Monsieur le président, monsieur le ministre, mes chers collègues, le texte dont nous venons de débattre ne marquera pas les annales législatives. Ambigu et imprécis, il est le fruit d'un travail superficiel et d'un souci d'affichage social en période électorale.
Dans les faits, il ne changera pas grand-chose à l'existant, tant les procédures de contournement permettront de le vider de toute substance, au gré du Gouvernement. Il suffira que des parlementaires déposent une proposition de loi ou que le Gouvernement invoque le prétexte de l'urgence pour que l'exécutif puisse reprendre d'une main ce qu'il aura donné de l'autre.
Ce projet de loi ne crée pas d'obligation réelle. Pis encore, il institue une confusion entre la négociation collective, contraignante en droit, et la notion de dialogue social, en rien contraignante ! C'est ainsi se donner, à peu de frais et sans grand engagement, une bonne conscience sociale.
Si dialoguer pour éviter que les conflits ne se cristallisent en affrontements est louable, que ne l'avez-vous fait plus tôt, monsieur le ministre ? Aviez-vous besoin d'un projet de loi pour inciter les partenaires sociaux à s'emparer d'un thème qui les concerne ? Vous le savez bien, les syndicats répondent toujours présents quand on les sollicite, mais, durant cette législature, c'est vous qui les avez écartés de l'élaboration de toutes les lois les concernant.
En l'espèce, la commande qui vous a été passée par le MEDEF était claire : autonomiser le droit du travail pour faire prévaloir, à terme, le contrat sur la loi. Il faut reconnaître que vous vous êtes montrés, chers collègues de la majorité, les serviteurs zélés de votre clientèle électorale, comme en témoignent les coups portés, au travers du CPE et du CNE, à la notion de contrat de travail.
Même si vous êtes encore au milieu du gué, votre objectif est de plus en plus évident : distinguer ce qui relève de la loi de ce qui relève du dialogue entre les partenaires sociaux.
En soi, ce choix pourrait être intéressant. Cependant, en l'état actuel du rapport de force entre syndicats et patronat, il risque de se révéler nocif pour les droits et la sécurité juridique des salariés.
Si réellement vous vous étiez soucié de la revitalisation du dialogue social, monsieur le ministre, point n'aurait été besoin de ce projet de loi ; relancer les procédures de négociation collective eût suffi.
Si réellement vous aviez souhaité que les négociations entre partenaires sociaux puissent déboucher sur des accords viables et opposables en droit, il aurait fallu revenir aux fondamentaux. Oui, je persiste et je signe : seul le respect de la hiérarchie des normes peut garantir la portée effective et la validité de ces accords.

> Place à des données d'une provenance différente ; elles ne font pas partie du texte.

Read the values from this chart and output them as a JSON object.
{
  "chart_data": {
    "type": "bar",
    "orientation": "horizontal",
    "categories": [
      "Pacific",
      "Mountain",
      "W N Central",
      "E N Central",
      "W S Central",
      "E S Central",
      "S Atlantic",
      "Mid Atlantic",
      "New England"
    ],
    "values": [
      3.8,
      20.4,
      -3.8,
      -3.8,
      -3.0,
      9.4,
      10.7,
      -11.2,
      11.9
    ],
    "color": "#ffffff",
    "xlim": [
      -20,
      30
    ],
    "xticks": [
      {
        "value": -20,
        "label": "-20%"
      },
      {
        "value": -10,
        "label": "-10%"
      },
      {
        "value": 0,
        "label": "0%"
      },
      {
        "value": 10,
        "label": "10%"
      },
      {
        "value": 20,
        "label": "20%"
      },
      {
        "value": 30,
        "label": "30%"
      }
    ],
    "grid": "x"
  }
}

Si réellement vous aviez voulu développer la culture de l'échange et du compromis et faire du dialogue social autre chose que l'alibi de cinq années de casse du droit du travail, alors vous n'auriez pas choisi d'écarter toute proposition concernant la représentativité des syndicats.
Nul ne conteste que passer d'une culture du conflit à une culture de la négociation est souvent plus agréable et plus efficace pour opérer les réformes que toute société doit affronter. Mais, pour cela, il faut que le rapport de force entre syndicats et patronat soit équilibré.
Monsieur le ministre, la démocratie sociale méritait mieux que ce texte indigent. Néanmoins, nous comprenons que les syndicats, après avoir subi toute une législature votre toute-puissance et s'être vu écartés de toute consultation sur les sujets les concernant, apprécient ce temps de consultation que vous leur promettez.
Nous espérons que, contrairement à ce qui s'est passé pour la loi Fillon de 2004, qui portait déjà sur le dialogue social, vous respecterez cette fois-ci vos engagements. L'expérience nous a malheureusement appris que c'était rarement le cas.
Toutefois, parce que nous comprenons l'importance, pour les syndicats, de disposer de ce temps d'échange et de revendication, le groupe socialiste a choisi de s'abstenir sur ce texte.